Dr Thulani Dlamini, the CEO of the Council for Scientific and Industrial Research (CSIR), on Friday said the council attracts the right skills, and it should use this to strengthen its image as a training ground for PhD graduates.
“The CSIR has the largest concentration of PhD graduates in this sector amongst South African universities, which is very important for us because this reflects the quality of research we do. [The graduates] are the people who are able to provide direction in terms of new research areas that we need to pursue,” said Dlamini.
Dlamini said this in his opening remarks at a meeting of the Human Resource Development Council (HRDC) held at the CSIR.
The meeting was preceded by a tour of delegates, which included Deputy President Cyril Ramaphosa.
The tour was an opportunity to meet young scientists.

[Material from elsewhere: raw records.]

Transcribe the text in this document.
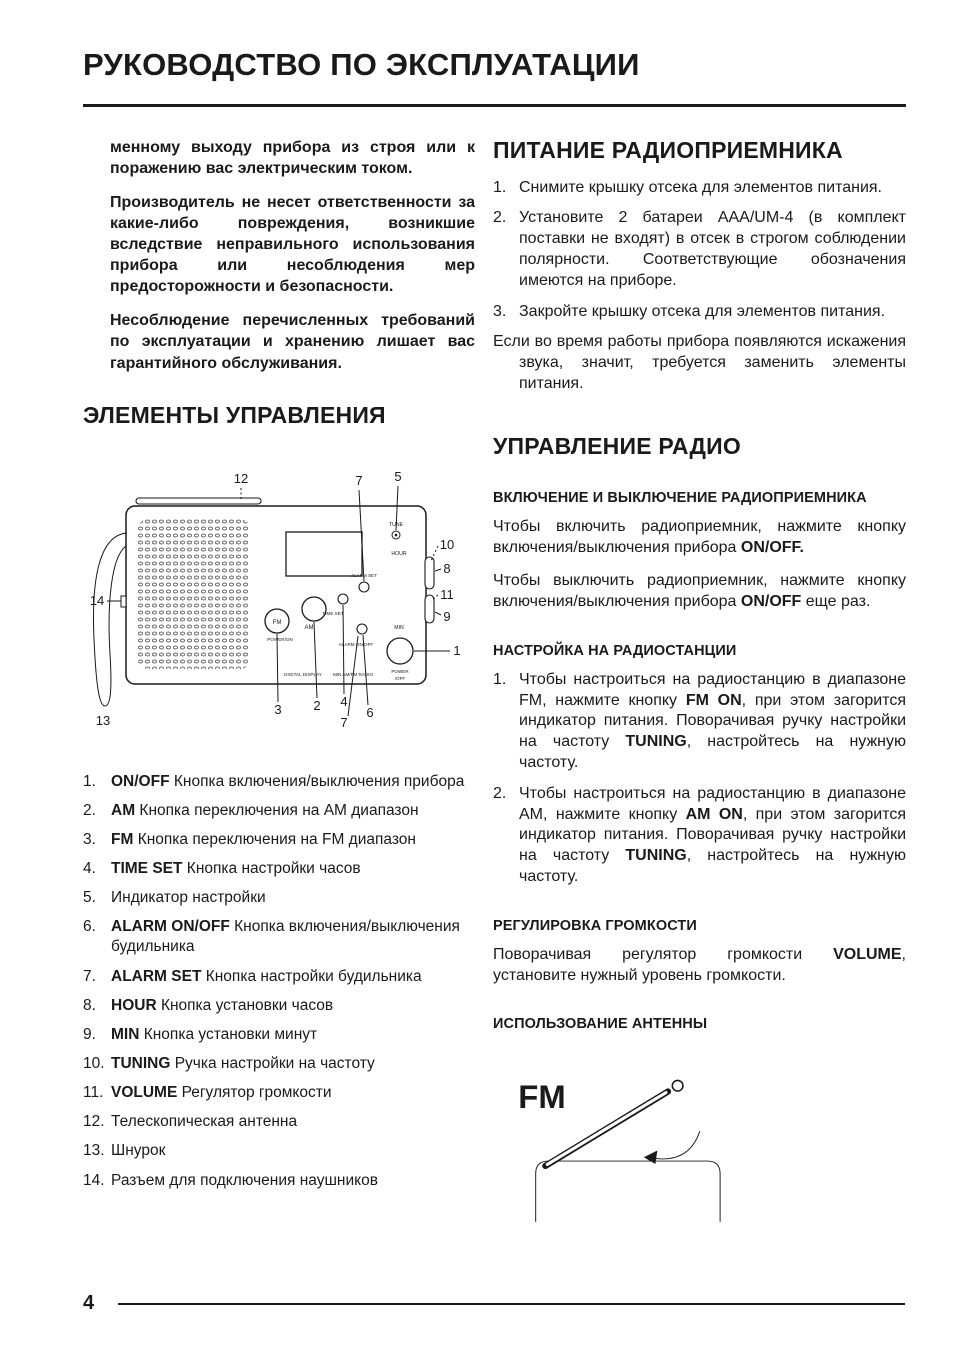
РУКОВОДСТВО ПО ЭКСПЛУАТАЦИИ

менному выходу прибора из строя или к поражению вас электрическим током.

Производитель не несет ответственности за какие-либо повреждения, возникшие вследствие неправильного использования прибора или несоблюдения мер предосторожности и безопасности.

Несоблюдение перечисленных требований по эксплуатации и хранению лишает вас гарантийного обслуживания.

ЭЛЕМЕНТЫ УПРАВЛЕНИЯ
TUNE
HOUR
MIN
FM
POWER/ON
AM
TIME SET
ALARM SET
ALARM ON/OFF
DIGITAL DISPLAY MIN AM/FM RADIO
POWER
/OFF
12	7 5
10
8
11
9
1
14
3 2 4
7
6
13
1. ON/OFF Кнопка включения/выключения прибора
2. AM Кнопка переключения на АМ диапазон
3. FM Кнопка переключения на FM диапазон
4. TIME SET Кнопка настройки часов
5. Индикатор настройки
6. ALARM ON/OFF Кнопка включения/выключения будильника
7. ALARM SET Кнопка настройки будильника
8. HOUR Кнопка установки часов
9. MIN Кнопка установки минут
10. TUNING Ручка настройки на частоту
11. VOLUME Регулятор громкости
12. Телескопическая антенна
13. Шнурок
14. Разъем для подключения наушников
ПИТАНИЕ РАДИОПРИЕМНИКА
1. Снимите крышку отсека для элементов питания.
2. Установите 2 батареи AAA/UM-4 (в комплект поставки не входят) в отсек в строгом соблюдении полярности. Соответствующие обозначения имеются на приборе.
3. Закройте крышку отсека для элементов питания.

Если во время работы прибора появляются искажения звука, значит, требуется заменить элементы питания.

УПРАВЛЕНИЕ РАДИО
ВКЛЮЧЕНИЕ И ВЫКЛЮЧЕНИЕ РАДИОПРИЕМНИКА

Чтобы включить радиоприемник, нажмите кнопку включения/выключения прибора ON/OFF.

Чтобы выключить радиоприемник, нажмите кнопку включения/выключения прибора ON/OFF еще раз.

НАСТРОЙКА НА РАДИОСТАНЦИИ
1. Чтобы настроиться на радиостанцию в диапазоне FM, нажмите кнопку FM ON, при этом загорится индикатор питания. Поворачивая ручку настройки на частоту TUNING, настройтесь на нужную частоту.
2. Чтобы настроиться на радиостанцию в диапазоне АМ, нажмите кнопку AM ON, при этом загорится индикатор питания. Поворачивая ручку настройки на частоту TUNING, настройтесь на нужную частоту.
РЕГУЛИРОВКА ГРОМКОСТИ

Поворачивая регулятор громкости VOLUME, установите нужный уровень громкости.

ИСПОЛЬЗОВАНИЕ АНТЕННЫ
FM
4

Dlamini’s vision is firmly entrenched in the CSIR, as one young scientist caught up with news our department said he is making the most of every opportunity being availed by the CSIR.
Lesley Mapoko, an intern and scientist in training, said he wants to leave an indelible mark on the world class facility by the time his 12-month internship comes to an end.
“We have great supervisors here. They are rated amongst the world’s best researchers. We have all we need here, so getting a supervisor from here will be an achievement,” said Mapoko.
The 27-year-old Mapoko, who hails from the dusty streets of Ga-Matlala in Limpopo, joined the CSIR in January this year as an intern in polymer processing.
“Part of my tasks at the CSIR is to incorporate nanomaterials with polymers to strengthen the polymer. We want to toughen the properties of polymer, which is ‘plastic’ in your everyday language,” said Mapoko.
Mapoko explained that after putting the incorporated polymer through a testing machine, he takes it for characterisation, where he checks if the properties have improved. If the polymer passes the test, he takes it either for injection moulding or film blowing. Injection moulding produces plastic materials such as containers, whereas film blowing produces plastic bags that are used for packaging and shopping.
Mapoko completed a B. Tech in chemical engineering last year at the Tshwane University of Technology (TUT) and he is currently doing his second B. Tech in Project Management.
Changing lives through science
Dlamini said the work of the CSIR is important to improving everyday life in South Africa.
The CSIR has a staff complement of just under 3 800, and roughly 70% of the staff consists of scientists and technicians. About 350 of them are PhD graduates.
In encouraging more young people to join the ranks of the CSIR, Dlamini said the organisation offers an opportunity of killing two birds with one stone: one gets to acquire educational qualifications and work experience at the same time.
According to Dlamini, the CSIR has a budget of just over R170 million, which goes towards supporting programmes within capital development. Its turnover is about R2.7 billion, and just under R2 billion is raised through research for both public and private sector.
The CSIR has a national footprint but its main campus is in Pretoria.
Deputy President Ramaphosa, as chair of the HRDC, said he was pleased to learn that the CSIR generates its own revenue.
“… This is made possible by all these young scientists who work here,” said the Deputy President.